我们假设前列腺癌细胞通过环氧合酶代谢其花生四烯酸（AA）储备 (COX)5-脂氧合酶（LOX）或15-LOX-1转化为前列腺素（PG）E2，5-羟基-二十碳四烯酸（5-HETE），或12-HETE，这些类二十烷酸中的一种或多种的产生对于前列腺增生是必需的。癌细胞增殖，二十碳五烯酸（EPA）和二十二碳六烯酸（DHA）干扰来抑制这种增殖。我们已经开发了一个模型与这些假设。 Pten[loxp/loxp] xPB-Cre 4（Pten-/-）小鼠发生前列腺病变，从增生进展为癌症。这在喂食n-6饮食（富含AA和AA前体）的小鼠中，进展加快，而在喂食 n-3饮食（富含EPA和DHA）。我们将在体外使用人类和小鼠前列腺细胞来验证我们的假设和我们的动物模型在体内有三个特定的目的。
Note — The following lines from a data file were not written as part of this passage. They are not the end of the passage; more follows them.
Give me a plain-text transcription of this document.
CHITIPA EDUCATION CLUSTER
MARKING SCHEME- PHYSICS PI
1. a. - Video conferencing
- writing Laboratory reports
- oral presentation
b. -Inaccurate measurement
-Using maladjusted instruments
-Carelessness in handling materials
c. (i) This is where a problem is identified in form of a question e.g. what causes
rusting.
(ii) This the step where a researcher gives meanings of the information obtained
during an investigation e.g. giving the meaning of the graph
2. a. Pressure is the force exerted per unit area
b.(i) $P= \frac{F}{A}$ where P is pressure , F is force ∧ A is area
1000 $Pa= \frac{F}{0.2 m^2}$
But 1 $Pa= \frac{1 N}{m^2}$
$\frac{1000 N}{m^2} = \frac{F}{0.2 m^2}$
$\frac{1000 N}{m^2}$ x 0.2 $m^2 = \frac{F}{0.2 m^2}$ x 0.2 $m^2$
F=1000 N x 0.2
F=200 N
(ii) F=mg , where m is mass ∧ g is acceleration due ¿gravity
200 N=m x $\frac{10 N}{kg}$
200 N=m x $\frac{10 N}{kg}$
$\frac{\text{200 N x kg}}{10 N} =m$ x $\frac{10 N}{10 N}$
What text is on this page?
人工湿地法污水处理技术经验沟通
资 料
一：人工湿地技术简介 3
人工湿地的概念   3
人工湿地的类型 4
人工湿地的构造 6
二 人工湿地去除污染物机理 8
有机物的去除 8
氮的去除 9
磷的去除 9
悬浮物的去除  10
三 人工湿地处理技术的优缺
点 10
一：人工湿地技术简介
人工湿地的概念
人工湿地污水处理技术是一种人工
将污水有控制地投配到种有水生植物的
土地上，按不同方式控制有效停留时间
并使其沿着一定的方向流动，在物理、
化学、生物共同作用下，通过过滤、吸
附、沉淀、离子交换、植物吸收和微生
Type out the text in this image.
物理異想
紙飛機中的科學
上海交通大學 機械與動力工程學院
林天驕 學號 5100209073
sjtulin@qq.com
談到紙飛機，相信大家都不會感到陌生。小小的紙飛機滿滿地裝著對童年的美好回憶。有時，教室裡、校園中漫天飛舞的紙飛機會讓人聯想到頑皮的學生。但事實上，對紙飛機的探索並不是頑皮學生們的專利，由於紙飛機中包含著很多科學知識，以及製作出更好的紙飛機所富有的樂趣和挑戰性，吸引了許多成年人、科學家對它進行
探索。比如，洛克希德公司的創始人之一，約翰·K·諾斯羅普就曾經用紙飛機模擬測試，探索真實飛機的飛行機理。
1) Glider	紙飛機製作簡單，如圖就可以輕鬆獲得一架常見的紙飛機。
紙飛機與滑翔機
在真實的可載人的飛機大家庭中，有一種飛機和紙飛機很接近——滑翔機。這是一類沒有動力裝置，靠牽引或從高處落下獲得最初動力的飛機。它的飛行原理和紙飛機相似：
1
这些目标旨在表明： 1)人前列腺癌细胞系和Pten-/-小鼠前列腺细胞使用5-LOX、考克斯-1/2和/或15-LOX-1 制备5-HETE、PGE 2和/或12-HETE以促进其自身的体外增殖。 2)EPA和DHA干扰一种或多种加氧酶以阻止类二十烷酸的产生，从而体外抑制人前列腺癌细胞系和Pten-/-小鼠前列腺细胞的增殖。 3)n-3饮食类似地干扰一种或多种加氧酶以阻断类二十烷酸的产生，前列腺的恶性生长，从而提高Pten-/-小鼠的存活率。先前的研究已经在体外测量了前列腺癌细胞系中的AA代谢物，但预先加载了细胞用AA检测代谢物AA预加载会妨碍对EPA影响的任何调查， DHA和n-3饮食对AA代谢的影响。我们建立了一种反相高效液相色谱色谱/电喷雾电离tamdem质谱法，并与它检测的第一个时间PGE 2、5-HETE和12-HETE在未预加载AA的静息PC-3细胞中。这是一个重大的这一进展将使我们能够表征前列腺细胞产生的AA、EPA和DHA的代谢物，组织在体外和体内。因此，我们可以测试我们的假设，从而确定分子靶点，并确定EPA、DHA和鱼油的抗癌作用机制含有这些脂肪酸的饮食。